/anonymize.rb

A script to anonymize names in a text file.

Primary LanguageRubyMIT LicenseMIT

anonymize.rb

A script to anonymize names in a text file.

For instance, suppose you are writing a case study and you don't want to shame the innocent or give publicity to the guilty. But you don't want to have to remember pseudonyms while you are writing the document. All you need to do is wrap names you want to anonymize in double curly brackets:

And then {{Jon}} made the most embarrassing mistake imaginable.

If you save that case study in a file named case_study.md, you can anonymize it thusly:

$ anonymize.rb case_study.md
And then Filiberto made the most embarrassing mistake imaginable.

If you later write:

{{Jon}} was quite relieved that nobody blamed him for his mistake.

It will be anonymized as:

Filberto was quite relieved that nobody blamed him for his mistake.

That way you don't need to memorize Jon => Filberto when writing since anonymize.rb keeps track for you. Of course, it might not be Filberto next time you run it. Maybe you'll end up substituting Yung for {{Jon}} next time.

The script can also work with first and last names if you use an underscore:

It's a good thing {{Jon_Ericson}} doesn't use his full name.

If {{Jon}}has already been defined, the script will make the same substitution for the first name and create a new substitution for {{Ericson}}. This may or may not be what you want. If you want to differentiate two people who happen to have the same name, you can add a number or other distinguishing feature:

{{Jon1}} hoped he wouldn't get dragged into this mess.

Saving and loading substitutions

Getting a random substitution every time stops being fun after awhile. Sometimes you want stability. It also can be handy to have a list of substitutions if you need to decode the anonymized document. The script can --save the substitutions as a Ruby hash:

$ anonymize.rb case_study.md -s substitutions.rb

Next time you run the script, --load and reuse the substitutions:

$ anonymize.rb case_study.md -l substitutions.rb

Since you probably want to both load and save substitutions at the same time, you could use both options or the --cache option:

$ anonymize.rb case_study.md -l substitutions.rb -s substitutions.rb
$ anonymize.rb case_study.md -c substitutions.rb

Both commands are exactly the same.

Using rare or common names

The script uses the Namey gem to pick a random name from the US Census Bureau database. Some of those names are a little unusual. So you can specify just the --common names:

$ anonymize.rb case_study.md --common

Alternatively, you can select --rare names.

Oddities

Probably the biggest oddity is that the new names won't have the same gender associations as the originals. This can make reading more difficult. I personally prefer to use "they" and "them" for all pronouns when the names are going to be anonymized. That way the pronouns work out whatever the name. But it might be preferable to assign gender to each name.

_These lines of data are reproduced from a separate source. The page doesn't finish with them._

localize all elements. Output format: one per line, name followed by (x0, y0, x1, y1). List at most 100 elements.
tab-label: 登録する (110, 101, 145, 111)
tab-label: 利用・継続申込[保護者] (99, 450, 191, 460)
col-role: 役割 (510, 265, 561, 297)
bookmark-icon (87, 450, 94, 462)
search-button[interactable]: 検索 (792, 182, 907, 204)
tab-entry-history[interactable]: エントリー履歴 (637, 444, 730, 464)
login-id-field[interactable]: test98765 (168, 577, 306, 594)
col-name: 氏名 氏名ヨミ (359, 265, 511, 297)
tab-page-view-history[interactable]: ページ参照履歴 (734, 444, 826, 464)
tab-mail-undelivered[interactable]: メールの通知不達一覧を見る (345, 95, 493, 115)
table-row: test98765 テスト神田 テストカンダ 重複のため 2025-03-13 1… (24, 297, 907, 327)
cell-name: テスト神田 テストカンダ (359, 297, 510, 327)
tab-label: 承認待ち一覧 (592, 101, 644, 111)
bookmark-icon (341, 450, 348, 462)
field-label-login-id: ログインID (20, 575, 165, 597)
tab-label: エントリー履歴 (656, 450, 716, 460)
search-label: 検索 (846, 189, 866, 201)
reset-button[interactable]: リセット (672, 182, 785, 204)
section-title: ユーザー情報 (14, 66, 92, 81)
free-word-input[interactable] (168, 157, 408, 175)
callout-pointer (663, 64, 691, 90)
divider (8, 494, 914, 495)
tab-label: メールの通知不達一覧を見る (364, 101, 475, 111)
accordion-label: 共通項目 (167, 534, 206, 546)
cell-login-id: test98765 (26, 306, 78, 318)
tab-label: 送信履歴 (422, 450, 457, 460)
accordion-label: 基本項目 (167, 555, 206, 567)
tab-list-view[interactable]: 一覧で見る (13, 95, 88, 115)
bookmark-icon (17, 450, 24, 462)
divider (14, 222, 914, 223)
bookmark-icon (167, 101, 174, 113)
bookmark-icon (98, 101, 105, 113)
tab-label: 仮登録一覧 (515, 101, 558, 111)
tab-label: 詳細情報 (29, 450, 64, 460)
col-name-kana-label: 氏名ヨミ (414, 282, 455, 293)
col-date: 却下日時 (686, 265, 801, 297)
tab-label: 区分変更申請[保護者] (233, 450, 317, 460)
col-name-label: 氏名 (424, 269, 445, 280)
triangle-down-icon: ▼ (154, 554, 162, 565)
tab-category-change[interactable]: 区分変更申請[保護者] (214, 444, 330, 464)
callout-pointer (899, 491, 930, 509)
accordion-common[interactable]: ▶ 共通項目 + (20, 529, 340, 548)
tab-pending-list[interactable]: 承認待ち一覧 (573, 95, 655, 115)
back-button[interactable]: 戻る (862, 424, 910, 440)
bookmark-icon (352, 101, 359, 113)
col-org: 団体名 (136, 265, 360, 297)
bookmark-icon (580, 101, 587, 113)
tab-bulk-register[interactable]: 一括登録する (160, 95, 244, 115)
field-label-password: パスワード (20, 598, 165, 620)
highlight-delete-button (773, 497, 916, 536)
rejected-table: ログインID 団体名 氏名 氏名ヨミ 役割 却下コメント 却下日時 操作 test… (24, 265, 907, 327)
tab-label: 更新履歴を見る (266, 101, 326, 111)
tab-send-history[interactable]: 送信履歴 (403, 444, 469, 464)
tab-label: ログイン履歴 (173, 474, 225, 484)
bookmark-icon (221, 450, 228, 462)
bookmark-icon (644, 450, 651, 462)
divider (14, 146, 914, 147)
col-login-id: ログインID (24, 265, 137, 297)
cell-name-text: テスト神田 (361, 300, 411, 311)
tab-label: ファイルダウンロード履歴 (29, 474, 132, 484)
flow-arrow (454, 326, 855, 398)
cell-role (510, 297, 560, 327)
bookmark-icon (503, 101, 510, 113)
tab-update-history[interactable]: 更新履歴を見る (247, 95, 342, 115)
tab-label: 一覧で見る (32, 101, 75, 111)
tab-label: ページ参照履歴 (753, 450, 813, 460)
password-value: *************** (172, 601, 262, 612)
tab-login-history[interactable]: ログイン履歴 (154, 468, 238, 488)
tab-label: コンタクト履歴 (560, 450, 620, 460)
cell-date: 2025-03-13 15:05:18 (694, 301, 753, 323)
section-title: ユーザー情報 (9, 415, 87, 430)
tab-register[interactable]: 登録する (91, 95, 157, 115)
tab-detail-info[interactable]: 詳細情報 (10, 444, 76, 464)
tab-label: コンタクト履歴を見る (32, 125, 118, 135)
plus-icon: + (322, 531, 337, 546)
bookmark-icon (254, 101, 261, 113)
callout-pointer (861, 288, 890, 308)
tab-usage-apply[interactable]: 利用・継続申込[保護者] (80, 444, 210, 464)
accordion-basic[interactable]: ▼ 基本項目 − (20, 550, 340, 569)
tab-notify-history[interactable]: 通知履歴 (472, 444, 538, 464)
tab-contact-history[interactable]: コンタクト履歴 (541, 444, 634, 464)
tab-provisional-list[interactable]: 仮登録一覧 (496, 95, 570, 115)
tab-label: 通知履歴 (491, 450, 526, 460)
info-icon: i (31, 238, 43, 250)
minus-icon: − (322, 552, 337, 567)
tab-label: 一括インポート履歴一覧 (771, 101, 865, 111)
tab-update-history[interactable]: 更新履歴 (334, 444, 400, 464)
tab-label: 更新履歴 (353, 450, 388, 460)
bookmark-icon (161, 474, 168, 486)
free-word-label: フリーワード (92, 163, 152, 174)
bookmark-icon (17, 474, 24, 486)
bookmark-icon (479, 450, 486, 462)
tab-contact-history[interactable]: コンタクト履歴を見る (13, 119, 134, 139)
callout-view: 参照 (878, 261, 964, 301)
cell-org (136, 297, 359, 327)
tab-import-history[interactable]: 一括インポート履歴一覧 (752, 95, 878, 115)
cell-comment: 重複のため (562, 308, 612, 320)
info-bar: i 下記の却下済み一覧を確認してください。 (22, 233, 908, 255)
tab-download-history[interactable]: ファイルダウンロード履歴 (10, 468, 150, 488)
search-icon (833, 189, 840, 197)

While Namey does provide a way to select names that are commonly male or commonly female in the data, this script doesn't support a way to assign gender. It's more a practical consideration than a political one; I don't want to invent a new syntax for it. There's also the issue that the data isn't exactly binary. For instance John is #2 on the male list (3.271%) and #819 on the female list (0.012%). So if someone is named John, you can reasonably guess they are a man, but you can't rule out they are a woman.

If sticking to one gender is important to you, I recommend using the --cache option and manually editing the substitutions file to your liking.

Namey tries to fix the capitalization of names. Since the census bureau encoded all the names in ALL CAPS, it munged names like McMasters and O'Brien.